Cornell Woolrich, escritor mais conhecido em Portugal pelos livros publicados pelas colecções Vampiro e Xis sob o pseudónimo de William Irish, foi o autor do conto que John Michael Hayes transformou no argumento que Hitchcock trabalhou para nós, espectadores. Com os seus planos, sequências, direcção de actores, com a montagem de George Tomasini, a direcção de fotografia de Robert Burks, a direcção artística de Joseph MacMillan Johnson e de Hal Pereira, a cenografia de Sam Comer e Ray Moyer, a música de Franz Waxman e o guarda-roupa de Edith Head, Hitchcock montou um malabarismo de vidas tão benignamente devassadas como, por oposição, o são doentiamente em “Violação de Privacidade”, de Philip Noyce (1993), um termo de comparação para tentarmos entender como podem ser tão diferentes os resultados de pontos de partida tão semelhantes.
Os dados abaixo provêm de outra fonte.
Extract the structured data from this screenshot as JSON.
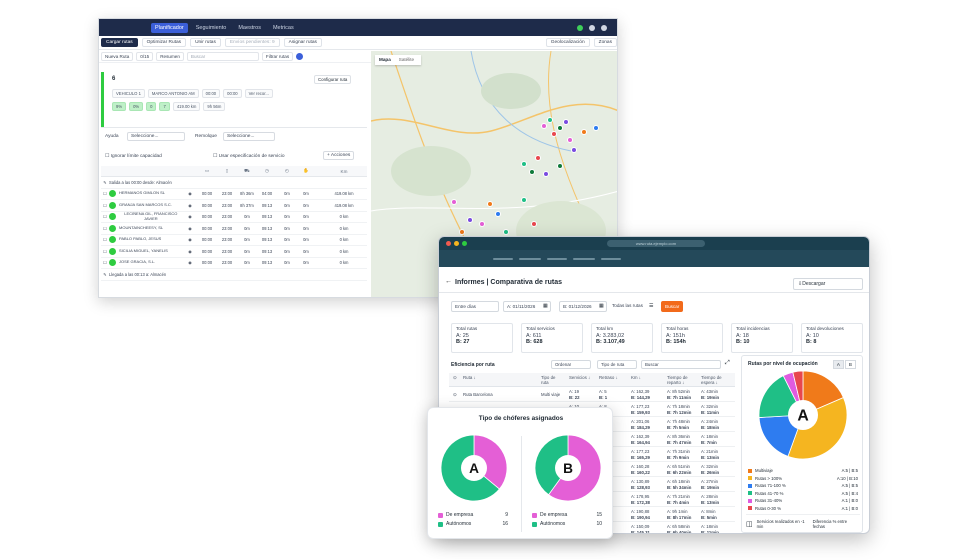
{
  "planner": {
    "nav": {
      "items": [
        "Planificador",
        "Seguimiento",
        "Maestros",
        "Metricas"
      ],
      "active": 0
    },
    "toolbar": [
      "Cargar rutas",
      "Optimizar Rutas",
      "Unir rutas",
      "Envíos pendientes: 9",
      "Asignar rutas",
      "Geolocalización",
      "Zonas"
    ],
    "subtoolbar": {
      "nueva_ruta": "Nueva Ruta",
      "count": "0/15",
      "resumen": "Resumen",
      "buscar_placeholder": "Buscar",
      "filtrar": "Filtrar rutas"
    },
    "route": {
      "number": "6",
      "configurar": "Configurar ruta",
      "vehiculo": "VEHICULO 1",
      "driver": "MARCO ANTONIO AM",
      "start": "00:00",
      "end": "00:00",
      "ver": "Ver recor...",
      "pct1": "9%",
      "pct2": "0%",
      "n1": "0",
      "n2": "7",
      "dist": "419.00 km",
      "hours": "9h 56m"
    },
    "panel": {
      "ayuda": "Ayuda",
      "seleccione1": "Seleccione...",
      "remolque": "Remolque",
      "seleccione2": "Seleccione...",
      "ignorar": "Ignorar límite capacidad",
      "usar": "Usar especificación de servicio",
      "acciones": "+ Acciones"
    },
    "table_header_km": "Km",
    "salida": "Salida a las 00:00 desde: Almacén",
    "llegada": "Llegada a las 00:13 a: Almacén",
    "rows": [
      {
        "name": "HERMANOS GIMLON SL",
        "a": "00:00",
        "b": "23:00",
        "c": "8h 36m",
        "d": "04:00",
        "e": "0m",
        "f": "0m",
        "km": "419.08 km"
      },
      {
        "name": "GRANJA SAN MARCOS S.C.",
        "a": "00:00",
        "b": "23:00",
        "c": "8h 37m",
        "d": "09:13",
        "e": "0m",
        "f": "0m",
        "km": "419.08 km"
      },
      {
        "name": "LECIÑENA GIL, FRANCISCO JAVIER",
        "a": "00:00",
        "b": "23:00",
        "c": "0m",
        "d": "09:13",
        "e": "0m",
        "f": "0m",
        "km": "0 km"
      },
      {
        "name": "MOUNTAINCHEESY, SL",
        "a": "00:00",
        "b": "23:00",
        "c": "0m",
        "d": "09:13",
        "e": "0m",
        "f": "0m",
        "km": "0 km"
      },
      {
        "name": "PABLO PABLO, JESUS",
        "a": "00:00",
        "b": "23:00",
        "c": "0m",
        "d": "09:13",
        "e": "0m",
        "f": "0m",
        "km": "0 km"
      },
      {
        "name": "SICILIA MIGUEL, YANELIS",
        "a": "00:00",
        "b": "23:00",
        "c": "0m",
        "d": "09:13",
        "e": "0m",
        "f": "0m",
        "km": "0 km"
      },
      {
        "name": "JOSE GRACIA, S.L.",
        "a": "00:00",
        "b": "23:00",
        "c": "0m",
        "d": "09:13",
        "e": "0m",
        "f": "0m",
        "km": "0 km"
      }
    ],
    "map": {
      "tab_mapa": "Mapa",
      "tab_satelite": "Satélite"
    }
  },
  "reports": {
    "url": "www.ruta.ejemplo.com",
    "title": "Informes | Comparativa de rutas",
    "download": "Descargar",
    "filters": {
      "entre": "Entre días",
      "a_date": "A: 01/11/2026",
      "b_date": "B: 01/12/2026",
      "todas": "Todas las rutas",
      "buscar": "Buscar"
    },
    "kpis": [
      {
        "label": "Total rutas",
        "a": "A: 25",
        "b": "B: 27"
      },
      {
        "label": "Total servicios",
        "a": "A: 611",
        "b": "B: 628"
      },
      {
        "label": "Total km",
        "a": "A: 3.283,02",
        "b": "B: 3.107,49"
      },
      {
        "label": "Total horas",
        "a": "A: 151h",
        "b": "B: 154h"
      },
      {
        "label": "Total incidencias",
        "a": "A: 18",
        "b": "B: 10"
      },
      {
        "label": "Total devoluciones",
        "a": "A: 10",
        "b": "B: 8"
      }
    ],
    "efficiency": {
      "title": "Eficiencia por ruta",
      "ordenar": "Ordenar",
      "tipo": "Tipo de ruta",
      "buscar": "Buscar",
      "headers": [
        "Ruta ↓",
        "Tipo de ruta",
        "Servicios ↓",
        "Retraso ↓",
        "Km ↓",
        "Tiempo de reparto ↓",
        "Tiempo de espera ↓"
      ],
      "rows": [
        {
          "ruta": "Ruta Barcelona",
          "tipo": "Multi viaje",
          "srv_a": "A: 19",
          "srv_b": "B: 22",
          "ret_a": "A: 5",
          "ret_b": "B: 1",
          "km_a": "A: 162,39",
          "km_b": "B: 144,29",
          "rep_a": "A: 8h 52min",
          "rep_b": "B: 7h 11min",
          "esp_a": "A: 43min",
          "esp_b": "B: 19min"
        },
        {
          "ruta": "Ruta Badalona",
          "tipo": "Simple",
          "srv_a": "A: 10",
          "srv_b": "B: 12",
          "ret_a": "A: 8",
          "ret_b": "B: 3",
          "km_a": "A: 177,23",
          "km_b": "B: 159,93",
          "rep_a": "A: 7h 18min",
          "rep_b": "B: 7h 12min",
          "esp_a": "A: 32min",
          "esp_b": "B: 11min"
        },
        {
          "ruta": "Ruta Sabadell",
          "tipo": "Simple",
          "srv_a": "A: 14",
          "srv_b": "B: 16",
          "ret_a": "A: 2",
          "ret_b": "B: 4",
          "km_a": "A: 201,06",
          "km_b": "B: 184,29",
          "rep_a": "A: 7h 48min",
          "rep_b": "B: 7h 5min",
          "esp_a": "A: 24min",
          "esp_b": "B: 18min"
        },
        {
          "ruta": "Ruta Terrassa",
          "tipo": "Simple",
          "srv_a": "A: 12",
          "srv_b": "B: 11",
          "ret_a": "A: 1",
          "ret_b": "B: 0",
          "km_a": "A: 162,39",
          "km_b": "B: 164,94",
          "rep_a": "A: 8h 36min",
          "rep_b": "B: 7h 47min",
          "esp_a": "A: 18min",
          "esp_b": "B: 7min"
        },
        {
          "ruta": "Ruta Mataró",
          "tipo": "Simple",
          "srv_a": "A: 9",
          "srv_b": "B: 10",
          "ret_a": "A: 3",
          "ret_b": "B: 2",
          "km_a": "A: 177,23",
          "km_b": "B: 165,29",
          "rep_a": "A: 7h 31min",
          "rep_b": "B: 7h 9min",
          "esp_a": "A: 21min",
          "esp_b": "B: 13min"
        },
        {
          "ruta": "Ruta Reus",
          "tipo": "Simple",
          "srv_a": "A: 15",
          "srv_b": "B: 14",
          "ret_a": "A: 4",
          "ret_b": "B: 1",
          "km_a": "A: 160,28",
          "km_b": "B: 160,22",
          "rep_a": "A: 6h 51min",
          "rep_b": "B: 6h 22min",
          "esp_a": "A: 32min",
          "esp_b": "B: 26min"
        },
        {
          "ruta": "Ruta Lleida",
          "tipo": "Simple",
          "srv_a": "A: 11",
          "srv_b": "B: 13",
          "ret_a": "A: 6",
          "ret_b": "B: 2",
          "km_a": "A: 130,89",
          "km_b": "B: 128,93",
          "rep_a": "A: 6h 18min",
          "rep_b": "B: 5h 34min",
          "esp_a": "A: 27min",
          "esp_b": "B: 19min"
        },
        {
          "ruta": "Ruta Girona",
          "tipo": "Simple",
          "srv_a": "A: 8",
          "srv_b": "B: 9",
          "ret_a": "A: 2",
          "ret_b": "B: 1",
          "km_a": "A: 178,95",
          "km_b": "B: 172,38",
          "rep_a": "A: 7h 21min",
          "rep_b": "B: 7h 4min",
          "esp_a": "A: 28min",
          "esp_b": "B: 13min"
        },
        {
          "ruta": "Ruta Manresa",
          "tipo": "Simple",
          "srv_a": "A: 13",
          "srv_b": "B: 12",
          "ret_a": "A: 3",
          "ret_b": "B: 1",
          "km_a": "A: 190,88",
          "km_b": "B: 190,94",
          "rep_a": "A: 9h 1min",
          "rep_b": "B: 8h 17min",
          "esp_a": "A: 8min",
          "esp_b": "B: 5min"
        },
        {
          "ruta": "Ruta Vic",
          "tipo": "Simple",
          "srv_a": "A: 10",
          "srv_b": "B: 11",
          "ret_a": "A: 2",
          "ret_b": "B: 0",
          "km_a": "A: 150,09",
          "km_b": "B: 145,31",
          "rep_a": "A: 6h 58min",
          "rep_b": "B: 6h 40min",
          "esp_a": "A: 18min",
          "esp_b": "B: 11min"
        }
      ]
    },
    "occupancy": {
      "title": "Rutas por nivel de ocupación",
      "toggle_a": "A",
      "toggle_b": "B",
      "center": "A",
      "legend": [
        {
          "label": "Multiviaje",
          "value": "A:5 | B:5",
          "color": "#f07a1a",
          "share": 5
        },
        {
          "label": "Rutas > 100%",
          "value": "A:10 | B:10",
          "color": "#f5b520",
          "share": 10
        },
        {
          "label": "Rutas 71-100 %",
          "value": "A:5 | B:5",
          "color": "#2e7cf0",
          "share": 5
        },
        {
          "label": "Rutas 41-70 %",
          "value": "A:5 | B:4",
          "color": "#1fbf86",
          "share": 5
        },
        {
          "label": "Rutas 31-40%",
          "value": "A:1 | B:0",
          "color": "#e05be0",
          "share": 1
        },
        {
          "label": "Rutas 0-30 %",
          "value": "A:1 | B:0",
          "color": "#e8474e",
          "share": 1
        }
      ],
      "foot_services": "Servicios realizados en -1 min",
      "foot_diff": "Diferencia % entre fechas"
    }
  },
  "drivers": {
    "title": "Tipo de chóferes asignados",
    "charts": [
      {
        "center": "A",
        "items": [
          {
            "label": "De empresa",
            "value": 9,
            "color": "#e45fd6"
          },
          {
            "label": "Autónomos",
            "value": 16,
            "color": "#1fbf86"
          }
        ]
      },
      {
        "center": "B",
        "items": [
          {
            "label": "De empresa",
            "value": 15,
            "color": "#e45fd6"
          },
          {
            "label": "Autónomos",
            "value": 10,
            "color": "#1fbf86"
          }
        ]
      }
    ]
  },
  "chart_data": [
    {
      "type": "pie",
      "title": "Rutas por nivel de ocupación",
      "categories": [
        "Multiviaje",
        "Rutas > 100%",
        "Rutas 71-100 %",
        "Rutas 41-70 %",
        "Rutas 31-40%",
        "Rutas 0-30 %"
      ],
      "series": [
        {
          "name": "A",
          "values": [
            5,
            10,
            5,
            5,
            1,
            1
          ]
        },
        {
          "name": "B",
          "values": [
            5,
            10,
            5,
            4,
            0,
            0
          ]
        }
      ]
    },
    {
      "type": "pie",
      "title": "Tipo de chóferes asignados",
      "categories": [
        "De empresa",
        "Autónomos"
      ],
      "series": [
        {
          "name": "A",
          "values": [
            9,
            16
          ]
        },
        {
          "name": "B",
          "values": [
            15,
            10
          ]
        }
      ]
    }
  ]
}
Jefferies tem vida própria, não vive a vida dos seus vizinhos. Tem uma namorada elegante (Grace Kelly), aprecia a “filosofia caseira” da fisioterapeuta enviada pela companhia de seguros (Thelma Ritter), recebe um amigo da secção de homicídios da polícia (Wendell Corey). Para vencer o tédio e o calor do Verão de Nova Iorque, entretém-se, enquanto convalesce de uma perna partida no seu pequeno apartamento, a seguir os modos de viver dos seus vizinhos, que lhe merecem, alternadamente, compreensão, admiração, compaixão e curiosidade: o casal que dorme na varanda, o compositor, a bailarina, os recém-casados, a solteirona solitária, a escultora, o caixeiro-viajante e a mulher.

Mas nesse fabuloso cenário confinado das traseiras de quatro prédios e do pátio interior que aquelas delimitam, o que mais há é vida, não só a dos inquilinos vigiados por Jefferies, mas a que  Hitchcock nos faz adivinhar através da estreita abertura que dá para a rua traseira: os carros que passam, as crianças que brincam no passeio, um homem que vende jornais, outro que franqueia a passagem para entregar um bloco de gelo ao domicílio. Sim, ali há lares, ali há gente; tudo tão bem representado que nos custa dizer-lhes adeus.